The modelling of resonant waves in 2D plasma leads to the coupling of two degenerate elliptic equations with a smooth coefficient $\alpha $ and compact terms. The coefficient $\alpha $ changes sign. The region where $\{\alpha>0\}$ is propagative, and the region where $\{\alpha <0\}$ is non propagative and elliptic. The two models are coupled through the line $\varSigma =\{\alpha =0\}$. Generically, it is an ill-posed problem and additional information must be introduced to get a satisfactory treatment at $\varSigma $. In this work, we define the solution by relying on the limiting absorption principle ($\alpha $ is replaced by $\alpha +i0^+$) in an adapted functional setting. This setting lies on the decomposition of the solution in a regular and a singular part, which originates at $\varSigma $, and on quasi-solutions. It leads to a new well-posed mixed variational formulation with coupling. As we design explicit quasi-solutions, numerical experiments can be carried out, which illustrate the good properties of this new tool for numerical computation.

中文翻译：

---

简谐振动问题的椭圆方程

在2D等离子体中谐振波的建模导致两个具有光滑系数$ \ alpha $和紧实项的退化椭圆方程的耦合。
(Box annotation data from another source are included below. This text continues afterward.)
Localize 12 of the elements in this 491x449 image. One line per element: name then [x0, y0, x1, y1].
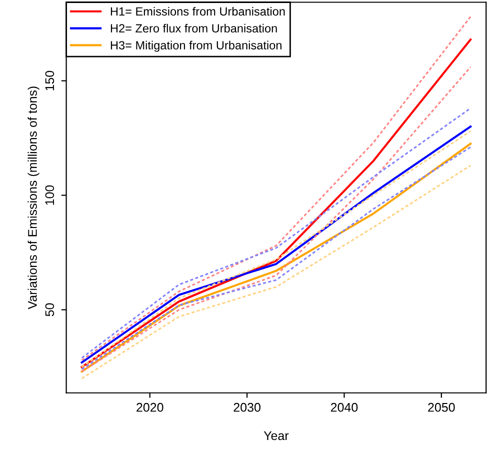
y-axis-title: Variations of Emissions (millions of tons) [28, 86, 40, 310]
x-tick-label: 2020 [136, 402, 164, 412]
y-tick-label: 100 [45, 185, 54, 205]
x-tick-label: 2040 [330, 402, 358, 412]
y-tick-label: 150 [45, 70, 54, 90]
legend-label: H3= Mitigation from Urbanisation [110, 40, 282, 52]
x-tick-label: 2030 [234, 402, 260, 412]
y-tick-label: 50 [45, 303, 54, 316]
x-axis-title: Year [264, 431, 289, 440]
legend-label: H1= Emissions from Urbanisation [110, 6, 285, 16]
legend-label: H2= Zero flux from Urbanisation [110, 24, 277, 33]
x-tick-label: 2050 [428, 402, 455, 412]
系数$ \ alpha $更改符号。$ \ {\ alpha> 0 \} $是传播区域，而$ \ {\ alpha <0 \} $是非传播区域和椭圆区域。这两个模型通过线$ \ varSigma = \ {\ alpha = 0 \} $耦合。通常，这是一个不适定的问题，必须引入其他信息才能以$ \ varSigma $获得满意的治疗。在这项工作中，我们通过在自适应功能设置中依靠限制吸收原理（$ \ alpha $被$ \ alpha + i0 ^ + $代替）来定义解决方案。此设置基于正则和奇异部分的解的分解以及准解，该分解的起源为$ \ varSigma $。这导致了一种新的耦合良好的混合变分公式。当我们设计显式拟解时，可以进行数值实验，这说明了该新工具用于数值计算的良好特性。